For this course, we will simply need a computer supporting Python, Jupyter notebooks, and GitHub.
Courses, Learning and Teaching Methods and Literature
Courses and Schedule
Type | SWS | Title | Lecturer(s) | Dates | Links |
---|---|---|---|---|---|
VO | 2 | Essential Machine Learning for Physicists | Zinonos, Z. |
Wed, 12:00–14:00, LMU-HS and singular or moved dates |
documents |
UE | 2 | Exercise to Essential Machine Learning for Physicists |
Hessler, J.
Responsible/Coordination: Zinonos, Z. |
Wed, 14:00–16:00, PH HS3 and singular or moved dates |
Learning and Teaching Methods
The course content will be interactively presented over Jupyter Notebooks and shared in the classroom. This course balances theory and practical implementation, with complete Jupyter notebook guides of code and easy-to-reference notes. We also have plenty of exercises to improve your new skills along the way! At the end of the course, you will become proficient in the following areas:
- Python Programming
- Data manipulation and visualization with famous Python libraries
- Numerical processing with Python libraries
- Principles of Machine Learning
- Supervised Machine Learning; Regression and Classification
- Build efficient Machine Learning Systems and solve physics problems with data
Media
The lectures, as well as the exercises, will be delivered on a web-based interactive computing platform known as Jupyter notebooks.

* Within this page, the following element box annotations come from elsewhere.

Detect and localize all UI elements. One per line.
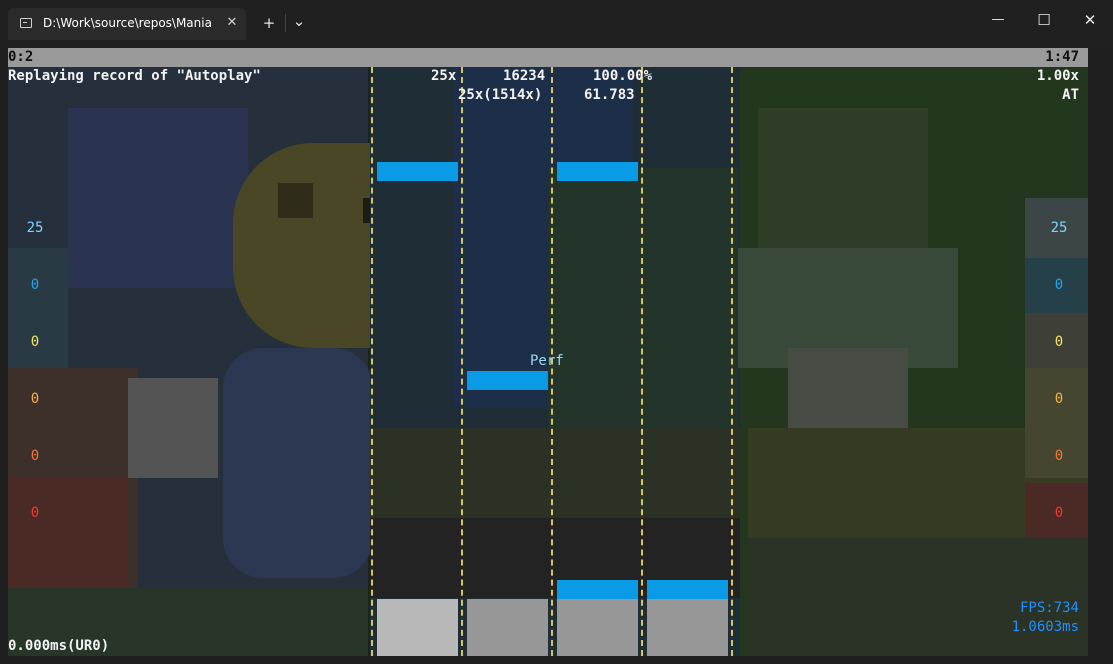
note <box>377 162 458 181</box>
terminal-tab[interactable]: D:\Work\source\repos\Mania ✕ <box>8 8 246 40</box>
tab-title: D:\Work\source\repos\Mania <box>43 16 212 30</box>
judgement-count-right-1: 25 <box>1050 220 1068 236</box>
progress-status-bar <box>8 48 1088 67</box>
lane-divider <box>461 67 463 656</box>
tab-separator <box>285 14 286 32</box>
tab-close-button[interactable]: ✕ <box>224 15 240 31</box>
judgement-count-right-2: 0 <box>1054 277 1064 293</box>
elapsed-time: 0:2 <box>8 49 34 65</box>
judgement-count-right-3: 0 <box>1054 334 1064 350</box>
lane-divider <box>371 67 373 656</box>
judgement-count-right-6: 0 <box>1054 505 1064 521</box>
note <box>557 162 638 181</box>
judgement-count-left-3: 0 <box>30 334 40 350</box>
minimize-button[interactable]: — <box>988 10 1008 30</box>
score: 16234 <box>503 68 546 84</box>
title-bar: D:\Work\source\repos\Mania ✕ + ⌄ — ☐ ✕ <box>0 0 1113 44</box>
fps-counter: FPS:734 <box>1019 600 1079 616</box>
judgement-count-left-2: 0 <box>30 277 40 293</box>
lane-divider <box>731 67 733 656</box>
lane-divider <box>641 67 643 656</box>
lane-key <box>467 599 548 656</box>
note <box>557 580 638 599</box>
playback-speed: 1.00x <box>1036 68 1079 84</box>
judgement-count-left-1: 25 <box>26 220 44 236</box>
mod-indicator: AT <box>1062 87 1079 103</box>
close-button[interactable]: ✕ <box>1080 10 1100 30</box>
accuracy: 100.00% <box>593 68 653 84</box>
total-time: 1:47 <box>1045 49 1079 65</box>
new-tab-button[interactable]: + <box>259 13 279 33</box>
max-combo: 25x(1514x) <box>458 87 543 103</box>
terminal-icon <box>20 18 32 28</box>
judgement-count-right-4: 0 <box>1054 391 1064 407</box>
lane-key <box>377 599 458 656</box>
lane-key <box>557 599 638 656</box>
replay-label: Replaying record of "Autoplay" <box>8 68 261 84</box>
maximize-button[interactable]: ☐ <box>1034 10 1054 30</box>
judgement-count-left-5: 0 <box>30 448 40 464</box>
unstable-rate: 0.000ms(UR0) <box>8 638 110 654</box>
judgement-count-right-5: 0 <box>1054 448 1064 464</box>
lane-key <box>647 599 728 656</box>
judgement-text: Perf <box>530 353 564 369</box>
combo-counter: 25x <box>431 68 457 84</box>
performance-points: 61.783 <box>584 87 635 103</box>
tab-dropdown-button[interactable]: ⌄ <box>289 11 309 31</box>
frame-time: 1.0603ms <box>1011 619 1079 635</box>
judgement-count-left-6: 0 <box>30 505 40 521</box>
note <box>467 371 548 390</box>
judgement-count-left-4: 0 <box>30 391 40 407</box>
console-area: 0:2 1:47 Replaying record of "Autoplay" … <box>8 48 1088 656</box>
note <box>647 580 728 599</box>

The material will be versioned and distributed over GitHub.
Literature
Links to Jupyter Notebooks over GitHub repositories will be shared during the lectures and labs. References to further online reading material will be distributed throughout the lectures.
Recommended textbooks:
- The Elements of Statistical Learning: Data Mining, Inference, and Prediction. Trevor Hastie, Robert Tibshirani, and Jerome Friedman
-
Applied Predictive Modeling. Max Kuhn
-
Introduction to Machine Learning with Python: A Guide for Data Scientists. Andreas C. Müller and Sarah Guido
-
The Hundred-Page Machine Learning Book. Andriy Burkov
-
Python Machine Learning: Machine Learning and Deep Learning with Python, scikit-learn, and TensorFlow. Sebastian Raschka and Vahid Mirjalili
-
Hands-On Machine Learning with Scikit-Learn and TensorFlow: Concepts, Tools, and Techniques to Build Intelligent Systems. Aurélien Géron
-
Understanding Machine Learning: From Theory to Algorithms. Shai Shalev-Shwartz, Shai Ben-David
-
Machine Learning. Tom M. Mitchell
Module Exam
Description of exams and course work
There will be a written exam of 60 minutes duration. Therein the achievement of the competencies given in section learning outcome is tested exemplarily at least to the given cognition level using comprehension questions and sample calculations.
For example an assignment in the exam might be:
- Explanation of regression and classification metrics.
- How do classification models work?
- How do regression models work?
- How do ensemble methods work?
- How does boosting in decision trees work?
- How to optimize a learning model?
- How to control overfitting and underfitting of learning models?
- Which are the main data preprocessing practices?
Exam Repetition
The exam may be repeated at the end of the semester.